A force de diaboliser l’Islam, on a fini par faire croire en Occident à travers des médias d’une rare partialité, que les Arabes et les Musulmans sont des barbares incultes et que l’héritage européen est grec. Sans verser dans une nostalgie déplacée, il est utile de replacer dans le cadre de cette contribution, le contexte des sources littéraires des hommes de lettres européens considérés comme des génies dans leur discipline par un Occident qui dicte la norme sur ce que nous devons apprécier et ce que nous devons rejeter. Cet état de fait peut être résumé dans l’anecdote romanesque du célèbre écrivain Anatole France, quand un de ses personnages demandait à Mme Nozière, « - Quel était le jour le plus funeste de l’histoire ? Mme Nozière ne le savait pas. - C’est, lui dit-il, le jour de la bataille de Poitiers, quand, en 732, la science, l’art et la civilisation arabes reculèrent devant la barbarie franque. » [5]. L’aristotélisme d’Avicenne et d’Averroès fut, par exemple, exposé dans un traité appelé "Lettres Siciliennes" et adressé par le philosophe Ibn Sabin à Frédéric II de Hohenstaufen ; Al-Idrisi nous a légué son « Kitab Rodjer » ; « le livre de Roger », ouvrage de géographie écrit pour Roger roi normand de Sicile (1105-1154)

Jusqu’aux XIIIe et XIVe siècle, le monde musulman conserve globalement la suprématie intellectuelle, c’était ce que l’on appela l’« âge d’or » de l’Islam. Comme l’écrit M. Lacheraf : « Les historiens officiels décrivent ainsi le Roi de France, Charles V, dit le Sage (1364-1380) : il peut être considéré comme le fondateur de la Bibliothèque Nationale, car son père ne lui avait laissé que vingt volumes. Ces ouvrages étaient surtout des livres pieux et n’avaient rien à voir, par exemple avec les livres dits « profanes » des sciences. Ainsi, pour la seule « Muquadima » Ibn Khaldoun aurait consulté des centaines de références, de droit, de littérature de science et de philosophie. » A cette époque, poursuit Lacheraf : « Les bibliothèques royales du Maghreb et du Proche orient contenaient non pas des centaines de volumes mais des dizaines de milliers , les bibliothèques privées ou des universités où se forma et se documenta et enseigna Ibn Khaldoun à Tunis, Tlemcen, Bédjaïa, Fès, le Caire, ne le cédant en rien quant à l’importance numérique de leurs manuscrits, à celles des Emirs et Souverains Nasrides de Grenade, Mérinides, Abdelwadites, Hafsides et mamelouks(...) » [6].
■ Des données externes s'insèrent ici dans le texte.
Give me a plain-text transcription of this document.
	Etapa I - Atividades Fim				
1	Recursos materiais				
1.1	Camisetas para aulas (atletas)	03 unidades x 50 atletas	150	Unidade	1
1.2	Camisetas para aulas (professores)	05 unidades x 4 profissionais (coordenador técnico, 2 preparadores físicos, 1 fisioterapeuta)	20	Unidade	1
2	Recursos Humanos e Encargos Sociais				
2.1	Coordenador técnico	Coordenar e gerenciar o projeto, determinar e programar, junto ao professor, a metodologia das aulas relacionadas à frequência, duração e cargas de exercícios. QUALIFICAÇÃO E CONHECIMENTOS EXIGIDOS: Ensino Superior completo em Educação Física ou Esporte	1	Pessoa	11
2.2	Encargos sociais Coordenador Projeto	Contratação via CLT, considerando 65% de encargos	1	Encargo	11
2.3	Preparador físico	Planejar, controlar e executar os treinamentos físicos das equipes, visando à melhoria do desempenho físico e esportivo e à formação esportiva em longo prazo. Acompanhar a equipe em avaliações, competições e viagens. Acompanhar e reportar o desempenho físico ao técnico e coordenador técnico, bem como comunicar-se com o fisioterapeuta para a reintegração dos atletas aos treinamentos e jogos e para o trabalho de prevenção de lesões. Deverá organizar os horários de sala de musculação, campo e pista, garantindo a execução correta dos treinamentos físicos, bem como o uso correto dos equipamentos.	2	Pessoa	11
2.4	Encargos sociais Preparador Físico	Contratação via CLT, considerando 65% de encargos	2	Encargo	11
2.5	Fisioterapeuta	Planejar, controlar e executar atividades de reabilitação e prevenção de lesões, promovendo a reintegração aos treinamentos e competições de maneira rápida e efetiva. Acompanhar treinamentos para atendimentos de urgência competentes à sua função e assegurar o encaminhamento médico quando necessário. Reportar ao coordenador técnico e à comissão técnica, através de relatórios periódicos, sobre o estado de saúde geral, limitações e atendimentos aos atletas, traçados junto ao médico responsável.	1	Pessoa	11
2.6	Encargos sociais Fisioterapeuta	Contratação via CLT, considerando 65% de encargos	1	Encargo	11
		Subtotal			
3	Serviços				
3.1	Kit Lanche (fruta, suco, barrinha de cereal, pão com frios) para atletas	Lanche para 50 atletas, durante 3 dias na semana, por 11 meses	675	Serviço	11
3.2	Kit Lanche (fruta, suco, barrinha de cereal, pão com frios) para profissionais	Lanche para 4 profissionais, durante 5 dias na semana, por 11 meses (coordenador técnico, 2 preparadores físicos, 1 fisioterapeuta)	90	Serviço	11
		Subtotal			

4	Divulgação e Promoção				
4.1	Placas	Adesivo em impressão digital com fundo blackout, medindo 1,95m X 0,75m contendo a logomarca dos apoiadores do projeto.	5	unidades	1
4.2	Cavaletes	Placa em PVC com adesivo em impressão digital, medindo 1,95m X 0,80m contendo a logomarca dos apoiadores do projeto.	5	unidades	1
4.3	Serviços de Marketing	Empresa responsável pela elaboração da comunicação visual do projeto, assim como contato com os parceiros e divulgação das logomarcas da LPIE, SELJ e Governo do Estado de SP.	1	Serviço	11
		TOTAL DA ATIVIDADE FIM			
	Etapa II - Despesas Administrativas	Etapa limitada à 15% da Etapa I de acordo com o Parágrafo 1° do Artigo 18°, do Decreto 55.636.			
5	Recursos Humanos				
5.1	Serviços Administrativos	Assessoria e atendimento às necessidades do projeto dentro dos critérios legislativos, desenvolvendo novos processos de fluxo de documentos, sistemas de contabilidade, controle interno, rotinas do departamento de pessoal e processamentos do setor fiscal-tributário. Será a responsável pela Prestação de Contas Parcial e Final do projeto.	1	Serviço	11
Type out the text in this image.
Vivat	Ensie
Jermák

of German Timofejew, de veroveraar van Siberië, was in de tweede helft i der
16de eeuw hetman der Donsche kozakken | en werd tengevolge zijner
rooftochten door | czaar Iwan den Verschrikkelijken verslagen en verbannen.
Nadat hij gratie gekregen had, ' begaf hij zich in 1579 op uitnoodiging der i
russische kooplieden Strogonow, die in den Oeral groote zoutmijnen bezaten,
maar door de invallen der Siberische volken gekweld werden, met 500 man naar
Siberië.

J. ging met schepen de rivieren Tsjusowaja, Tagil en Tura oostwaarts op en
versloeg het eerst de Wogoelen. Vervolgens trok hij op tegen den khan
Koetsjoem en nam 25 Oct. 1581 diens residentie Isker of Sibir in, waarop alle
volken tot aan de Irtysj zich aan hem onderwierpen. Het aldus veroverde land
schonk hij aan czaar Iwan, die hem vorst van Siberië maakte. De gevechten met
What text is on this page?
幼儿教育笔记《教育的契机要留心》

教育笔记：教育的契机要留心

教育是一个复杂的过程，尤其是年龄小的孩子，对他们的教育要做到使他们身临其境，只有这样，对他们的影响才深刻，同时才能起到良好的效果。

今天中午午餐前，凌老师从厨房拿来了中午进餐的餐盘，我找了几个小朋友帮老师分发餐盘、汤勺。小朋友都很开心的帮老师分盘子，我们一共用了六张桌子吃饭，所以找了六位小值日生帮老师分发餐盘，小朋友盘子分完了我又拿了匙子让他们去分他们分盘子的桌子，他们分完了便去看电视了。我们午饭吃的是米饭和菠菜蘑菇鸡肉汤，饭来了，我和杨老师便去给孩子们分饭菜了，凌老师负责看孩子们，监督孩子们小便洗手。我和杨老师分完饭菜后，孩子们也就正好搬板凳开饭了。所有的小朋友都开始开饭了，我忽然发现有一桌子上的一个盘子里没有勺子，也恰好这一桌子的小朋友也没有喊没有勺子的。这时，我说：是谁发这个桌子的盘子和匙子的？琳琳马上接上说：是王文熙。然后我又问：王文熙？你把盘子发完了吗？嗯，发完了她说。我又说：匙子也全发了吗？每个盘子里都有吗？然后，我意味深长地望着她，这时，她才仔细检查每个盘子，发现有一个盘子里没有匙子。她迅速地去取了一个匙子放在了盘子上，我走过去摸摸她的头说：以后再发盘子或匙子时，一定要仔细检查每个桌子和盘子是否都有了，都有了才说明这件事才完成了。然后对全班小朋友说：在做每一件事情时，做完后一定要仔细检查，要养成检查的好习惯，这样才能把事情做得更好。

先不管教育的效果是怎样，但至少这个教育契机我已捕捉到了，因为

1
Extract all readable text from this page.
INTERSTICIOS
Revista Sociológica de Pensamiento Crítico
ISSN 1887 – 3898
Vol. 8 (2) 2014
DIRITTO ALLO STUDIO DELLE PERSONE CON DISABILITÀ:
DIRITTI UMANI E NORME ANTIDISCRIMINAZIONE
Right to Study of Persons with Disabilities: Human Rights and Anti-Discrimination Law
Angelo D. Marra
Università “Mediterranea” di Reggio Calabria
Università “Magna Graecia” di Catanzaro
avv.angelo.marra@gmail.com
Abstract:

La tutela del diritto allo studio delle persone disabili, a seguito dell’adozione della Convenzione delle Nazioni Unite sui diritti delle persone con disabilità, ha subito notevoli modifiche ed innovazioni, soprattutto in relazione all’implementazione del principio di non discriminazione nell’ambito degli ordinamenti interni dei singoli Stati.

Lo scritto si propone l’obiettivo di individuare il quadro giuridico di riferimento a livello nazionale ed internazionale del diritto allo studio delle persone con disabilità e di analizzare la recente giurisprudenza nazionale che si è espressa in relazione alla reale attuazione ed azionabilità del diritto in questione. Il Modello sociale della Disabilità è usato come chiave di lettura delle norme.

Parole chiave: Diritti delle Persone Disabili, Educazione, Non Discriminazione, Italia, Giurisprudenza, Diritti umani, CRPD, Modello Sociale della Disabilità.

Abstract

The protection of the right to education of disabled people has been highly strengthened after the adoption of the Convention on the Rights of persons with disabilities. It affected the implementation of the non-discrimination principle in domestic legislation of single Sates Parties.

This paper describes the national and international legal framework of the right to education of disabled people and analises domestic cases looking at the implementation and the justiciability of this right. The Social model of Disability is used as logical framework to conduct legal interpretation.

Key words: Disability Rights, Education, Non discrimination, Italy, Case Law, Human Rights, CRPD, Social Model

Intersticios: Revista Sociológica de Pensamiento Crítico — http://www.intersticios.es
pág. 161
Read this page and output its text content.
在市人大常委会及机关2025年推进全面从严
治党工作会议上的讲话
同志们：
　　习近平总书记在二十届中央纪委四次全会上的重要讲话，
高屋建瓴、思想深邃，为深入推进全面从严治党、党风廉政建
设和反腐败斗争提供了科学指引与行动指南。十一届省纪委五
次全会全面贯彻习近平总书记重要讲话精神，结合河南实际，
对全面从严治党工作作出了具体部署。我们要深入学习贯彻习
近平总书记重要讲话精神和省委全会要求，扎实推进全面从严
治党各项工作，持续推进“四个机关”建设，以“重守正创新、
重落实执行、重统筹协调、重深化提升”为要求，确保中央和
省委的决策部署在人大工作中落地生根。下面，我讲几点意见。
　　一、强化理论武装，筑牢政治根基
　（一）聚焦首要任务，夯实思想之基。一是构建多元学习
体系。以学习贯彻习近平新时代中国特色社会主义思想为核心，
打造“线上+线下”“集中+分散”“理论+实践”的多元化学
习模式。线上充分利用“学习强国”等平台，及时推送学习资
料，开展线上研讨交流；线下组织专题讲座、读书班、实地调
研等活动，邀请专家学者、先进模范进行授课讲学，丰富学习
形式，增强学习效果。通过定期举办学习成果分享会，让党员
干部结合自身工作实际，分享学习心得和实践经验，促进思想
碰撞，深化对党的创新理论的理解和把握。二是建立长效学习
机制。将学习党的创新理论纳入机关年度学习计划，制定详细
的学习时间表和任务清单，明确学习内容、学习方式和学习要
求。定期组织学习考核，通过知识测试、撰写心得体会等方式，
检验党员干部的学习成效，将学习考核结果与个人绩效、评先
C’est ainsi qu’au IXe siècle le Calife de Bagdad Haroun Errachid fonde « Dar El Hikma » ; la « Maison de la sagesse » : sorte de Grande Bibliothèque, qui groupera un million de volumes ! Au Xe siècle la bibliothèque de Cordoue en rassemble 400.000 et celle du Caire comprenait 1,6 millions de volumes dont 6000 ouvrages de mathématiques et 18000 de philosophie [7]. On raconte que le Calife Haroun Errachid offrit, vers 790, une pendule (Clépsydre) à l’Empereur d’Occident, celui-ci lui fit cadeau de ... lévriers ! Comme l’écrit Lamine Kouloughli : « D’un côté des pendules, les premières horloges du monde, de l’autre des sloughis... Oui des sloughis, des chiens ! Non les Arabes n’étaient pas des Barbares... » [8]. On rapporte aussi que lors de l’entrevue que l’Empereur d’Occident Karl der Gross (Charlemagne) avait accordé à Aachen à l’ambassadeur de Bagdad, il aurait été informé sur le système éducatif en vigueur dans l’Empire abbasside. Il faut croire que cet entretien fut édifiant car à la suite de cela, l’Empereur décida, prenant exemple sur les terre d’Islam, de créer l’école et de ce fait attacha son nom à une création dont il n’a pas la paternité [9].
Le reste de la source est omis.